Uphill battle for additional US money fund regulation

27 Aug, 2012

US authorities face a tough battle to further regulate the $2.4 trillion money market fund industry after an intense lobbying campaign and internal dissension defeated a proposal at the Securities and Exchange Commission.
The action now likely moves to the Financial Stability Oversight Council, a group including leading regulators and the Treasury Secretary, established by the 2010 Dodd-Frank Act to eliminate threats to the financial system that might otherwise fall through the gaps between agencies.

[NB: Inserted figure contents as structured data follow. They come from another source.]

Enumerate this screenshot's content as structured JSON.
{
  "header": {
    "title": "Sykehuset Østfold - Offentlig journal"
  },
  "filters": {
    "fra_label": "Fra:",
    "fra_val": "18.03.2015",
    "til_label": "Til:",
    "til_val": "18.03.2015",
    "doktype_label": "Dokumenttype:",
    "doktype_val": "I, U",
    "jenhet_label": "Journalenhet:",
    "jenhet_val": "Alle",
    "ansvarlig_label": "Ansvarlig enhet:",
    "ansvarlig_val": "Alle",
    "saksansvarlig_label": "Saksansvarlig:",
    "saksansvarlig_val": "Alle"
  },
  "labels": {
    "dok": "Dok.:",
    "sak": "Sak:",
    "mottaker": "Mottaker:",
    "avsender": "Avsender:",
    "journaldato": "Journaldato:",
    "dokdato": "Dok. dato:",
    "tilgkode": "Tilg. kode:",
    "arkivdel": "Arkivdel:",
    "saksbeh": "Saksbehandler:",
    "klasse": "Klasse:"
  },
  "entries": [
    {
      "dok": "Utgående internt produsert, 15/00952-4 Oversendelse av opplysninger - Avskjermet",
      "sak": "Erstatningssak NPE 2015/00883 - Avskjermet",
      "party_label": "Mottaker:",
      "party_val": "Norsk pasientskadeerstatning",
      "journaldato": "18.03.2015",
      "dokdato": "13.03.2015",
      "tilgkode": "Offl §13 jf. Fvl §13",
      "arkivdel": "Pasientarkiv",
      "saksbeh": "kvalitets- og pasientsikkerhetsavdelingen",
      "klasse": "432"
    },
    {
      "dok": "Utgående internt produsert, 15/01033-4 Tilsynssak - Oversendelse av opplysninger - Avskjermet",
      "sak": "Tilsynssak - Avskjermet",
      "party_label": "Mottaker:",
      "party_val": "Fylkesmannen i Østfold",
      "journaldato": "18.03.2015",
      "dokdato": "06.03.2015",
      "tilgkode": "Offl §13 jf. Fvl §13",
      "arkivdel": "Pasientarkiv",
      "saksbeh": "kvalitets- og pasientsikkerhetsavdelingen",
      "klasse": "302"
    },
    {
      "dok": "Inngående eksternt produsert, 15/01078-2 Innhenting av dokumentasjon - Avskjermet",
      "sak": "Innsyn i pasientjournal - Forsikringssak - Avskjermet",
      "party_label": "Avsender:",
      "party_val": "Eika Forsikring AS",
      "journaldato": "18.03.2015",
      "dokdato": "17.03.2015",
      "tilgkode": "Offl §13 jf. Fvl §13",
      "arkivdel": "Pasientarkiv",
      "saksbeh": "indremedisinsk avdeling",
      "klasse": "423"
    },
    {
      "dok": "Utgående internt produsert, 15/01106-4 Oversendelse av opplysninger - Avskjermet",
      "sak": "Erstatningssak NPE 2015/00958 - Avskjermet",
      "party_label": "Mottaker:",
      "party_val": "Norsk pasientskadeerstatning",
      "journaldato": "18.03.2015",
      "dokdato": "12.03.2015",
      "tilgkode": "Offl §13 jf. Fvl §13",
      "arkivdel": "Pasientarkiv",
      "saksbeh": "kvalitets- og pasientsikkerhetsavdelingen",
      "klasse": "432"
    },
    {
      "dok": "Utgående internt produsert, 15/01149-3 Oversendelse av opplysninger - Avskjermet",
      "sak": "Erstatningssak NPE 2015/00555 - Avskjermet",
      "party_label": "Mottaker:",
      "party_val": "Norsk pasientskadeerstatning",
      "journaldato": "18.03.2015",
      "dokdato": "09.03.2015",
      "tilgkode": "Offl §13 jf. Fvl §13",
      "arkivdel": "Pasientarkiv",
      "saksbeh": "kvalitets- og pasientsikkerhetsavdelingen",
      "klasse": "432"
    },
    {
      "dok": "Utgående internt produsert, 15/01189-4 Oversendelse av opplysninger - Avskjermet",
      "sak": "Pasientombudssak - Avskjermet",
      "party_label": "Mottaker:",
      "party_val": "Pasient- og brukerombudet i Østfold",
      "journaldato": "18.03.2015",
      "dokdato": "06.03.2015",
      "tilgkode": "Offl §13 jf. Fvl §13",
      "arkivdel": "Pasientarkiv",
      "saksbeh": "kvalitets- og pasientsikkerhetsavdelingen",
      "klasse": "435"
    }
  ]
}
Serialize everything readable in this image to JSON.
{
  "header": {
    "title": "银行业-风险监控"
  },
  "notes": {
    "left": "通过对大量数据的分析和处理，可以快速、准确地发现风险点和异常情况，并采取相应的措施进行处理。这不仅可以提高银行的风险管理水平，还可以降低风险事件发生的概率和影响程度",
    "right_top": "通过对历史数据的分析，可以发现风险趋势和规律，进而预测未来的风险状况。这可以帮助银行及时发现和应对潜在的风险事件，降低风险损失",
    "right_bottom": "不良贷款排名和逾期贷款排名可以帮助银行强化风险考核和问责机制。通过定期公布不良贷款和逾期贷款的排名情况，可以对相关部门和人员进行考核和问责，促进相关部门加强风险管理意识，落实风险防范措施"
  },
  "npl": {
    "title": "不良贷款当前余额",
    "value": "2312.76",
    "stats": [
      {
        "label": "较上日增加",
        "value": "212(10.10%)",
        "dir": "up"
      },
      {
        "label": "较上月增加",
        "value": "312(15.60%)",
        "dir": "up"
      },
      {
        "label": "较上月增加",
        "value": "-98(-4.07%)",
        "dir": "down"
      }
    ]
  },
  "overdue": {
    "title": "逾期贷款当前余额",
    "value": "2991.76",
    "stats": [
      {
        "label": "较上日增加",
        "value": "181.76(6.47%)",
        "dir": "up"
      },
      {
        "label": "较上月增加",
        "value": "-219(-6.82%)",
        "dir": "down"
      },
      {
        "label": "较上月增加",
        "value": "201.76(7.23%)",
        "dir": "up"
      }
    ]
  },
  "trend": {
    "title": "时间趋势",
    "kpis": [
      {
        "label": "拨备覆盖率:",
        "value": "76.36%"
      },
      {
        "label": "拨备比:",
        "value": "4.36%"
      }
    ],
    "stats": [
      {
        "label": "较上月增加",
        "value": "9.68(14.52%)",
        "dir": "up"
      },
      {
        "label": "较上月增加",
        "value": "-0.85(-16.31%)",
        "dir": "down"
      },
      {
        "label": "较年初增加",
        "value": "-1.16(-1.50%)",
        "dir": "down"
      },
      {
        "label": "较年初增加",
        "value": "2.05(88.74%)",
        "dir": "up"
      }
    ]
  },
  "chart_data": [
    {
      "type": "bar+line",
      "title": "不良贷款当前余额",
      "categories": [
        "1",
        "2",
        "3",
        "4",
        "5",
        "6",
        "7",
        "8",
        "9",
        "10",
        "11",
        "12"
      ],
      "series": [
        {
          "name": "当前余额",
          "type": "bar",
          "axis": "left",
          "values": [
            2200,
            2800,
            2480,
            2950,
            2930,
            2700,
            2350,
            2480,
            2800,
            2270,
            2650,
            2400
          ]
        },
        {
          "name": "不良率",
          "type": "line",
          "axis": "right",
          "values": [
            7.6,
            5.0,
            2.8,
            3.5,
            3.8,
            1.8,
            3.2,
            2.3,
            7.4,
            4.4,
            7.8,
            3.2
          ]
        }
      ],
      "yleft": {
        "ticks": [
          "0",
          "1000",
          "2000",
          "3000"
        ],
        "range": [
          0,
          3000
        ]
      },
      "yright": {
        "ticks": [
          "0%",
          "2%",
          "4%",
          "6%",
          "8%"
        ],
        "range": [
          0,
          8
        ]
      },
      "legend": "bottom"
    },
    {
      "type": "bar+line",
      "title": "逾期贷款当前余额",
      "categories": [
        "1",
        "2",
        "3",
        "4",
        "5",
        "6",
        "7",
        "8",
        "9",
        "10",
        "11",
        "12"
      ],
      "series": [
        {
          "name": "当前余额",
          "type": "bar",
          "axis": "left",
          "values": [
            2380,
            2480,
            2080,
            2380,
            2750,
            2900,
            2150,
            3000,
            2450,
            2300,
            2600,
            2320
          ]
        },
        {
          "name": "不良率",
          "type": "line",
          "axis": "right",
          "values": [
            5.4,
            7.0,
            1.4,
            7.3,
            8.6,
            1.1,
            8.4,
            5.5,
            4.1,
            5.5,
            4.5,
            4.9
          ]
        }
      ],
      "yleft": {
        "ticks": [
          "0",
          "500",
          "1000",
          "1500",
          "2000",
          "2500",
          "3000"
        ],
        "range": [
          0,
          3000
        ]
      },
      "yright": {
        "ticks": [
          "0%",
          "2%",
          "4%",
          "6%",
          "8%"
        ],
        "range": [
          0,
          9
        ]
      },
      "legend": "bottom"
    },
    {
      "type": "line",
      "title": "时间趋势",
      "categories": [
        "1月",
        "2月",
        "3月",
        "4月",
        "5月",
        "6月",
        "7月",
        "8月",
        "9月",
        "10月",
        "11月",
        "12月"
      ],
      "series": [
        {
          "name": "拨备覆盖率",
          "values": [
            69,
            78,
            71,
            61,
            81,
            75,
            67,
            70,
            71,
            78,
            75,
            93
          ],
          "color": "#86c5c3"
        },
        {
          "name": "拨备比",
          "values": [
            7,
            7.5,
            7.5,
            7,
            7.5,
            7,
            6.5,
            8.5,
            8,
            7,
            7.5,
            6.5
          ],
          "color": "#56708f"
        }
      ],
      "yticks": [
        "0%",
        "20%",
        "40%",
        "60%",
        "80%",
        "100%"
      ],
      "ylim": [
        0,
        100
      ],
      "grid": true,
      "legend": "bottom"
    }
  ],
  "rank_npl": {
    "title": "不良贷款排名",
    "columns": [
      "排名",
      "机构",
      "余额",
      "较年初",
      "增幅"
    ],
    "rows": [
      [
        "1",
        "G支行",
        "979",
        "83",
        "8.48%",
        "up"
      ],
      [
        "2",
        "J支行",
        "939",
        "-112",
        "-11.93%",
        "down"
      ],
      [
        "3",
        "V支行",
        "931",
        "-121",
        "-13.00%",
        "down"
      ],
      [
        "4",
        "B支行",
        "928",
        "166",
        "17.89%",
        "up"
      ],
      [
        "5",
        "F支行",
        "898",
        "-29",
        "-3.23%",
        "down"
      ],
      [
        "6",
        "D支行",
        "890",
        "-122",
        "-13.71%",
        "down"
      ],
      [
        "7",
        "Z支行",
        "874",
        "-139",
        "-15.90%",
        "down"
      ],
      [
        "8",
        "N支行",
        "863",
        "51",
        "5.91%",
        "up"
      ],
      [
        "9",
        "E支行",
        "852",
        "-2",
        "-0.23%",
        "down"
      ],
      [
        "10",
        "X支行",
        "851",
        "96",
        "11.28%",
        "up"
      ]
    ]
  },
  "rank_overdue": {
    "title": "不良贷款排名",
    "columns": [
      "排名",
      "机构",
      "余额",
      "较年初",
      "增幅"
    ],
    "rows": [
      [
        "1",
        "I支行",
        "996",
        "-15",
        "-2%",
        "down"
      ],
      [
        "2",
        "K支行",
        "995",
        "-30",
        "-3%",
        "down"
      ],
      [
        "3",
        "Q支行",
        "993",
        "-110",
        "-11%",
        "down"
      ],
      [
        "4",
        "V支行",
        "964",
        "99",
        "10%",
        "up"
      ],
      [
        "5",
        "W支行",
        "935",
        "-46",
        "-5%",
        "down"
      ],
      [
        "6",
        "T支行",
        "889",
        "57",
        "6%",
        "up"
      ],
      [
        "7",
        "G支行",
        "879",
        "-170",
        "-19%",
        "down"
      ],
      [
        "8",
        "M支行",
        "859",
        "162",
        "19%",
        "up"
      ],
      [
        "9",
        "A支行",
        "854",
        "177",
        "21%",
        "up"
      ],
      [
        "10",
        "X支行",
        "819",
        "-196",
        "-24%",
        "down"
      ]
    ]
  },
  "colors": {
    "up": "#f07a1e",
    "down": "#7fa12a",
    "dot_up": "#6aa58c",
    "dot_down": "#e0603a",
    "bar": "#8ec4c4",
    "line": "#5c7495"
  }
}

But the council will have to overcome the same industry forces that turned back the SEC plan and it has less clear authority over fund matters, according to legal analysts. And, because the group is chaired by Treasury Secretary Timothy Geithner, the upcoming presidential election could dramatically change FSOC's focus before it has time to act.
Geithner "lacks the time and, more importantly, the personal conviction and credibility to drive this through in the remaining days of his tenure," Boston University law professor Cornelius Hurley said. "If it's Romney making the appointment, the issue is dead," added Hurley, who served as assistant general counsel at the Federal Reserve under Paul Volcker.
A Treasury spokeswoman did not immediately return a message seeking comment on Hurley's criticism.
Republican Presidential candidate Mitt Romney's campaign has not responded to questions about money funds this week.
Money funds were long a sleepy corner of the fund industry, collecting money from investors and serving as leading buyers of short-term debt from corporations, municipalities and the US government.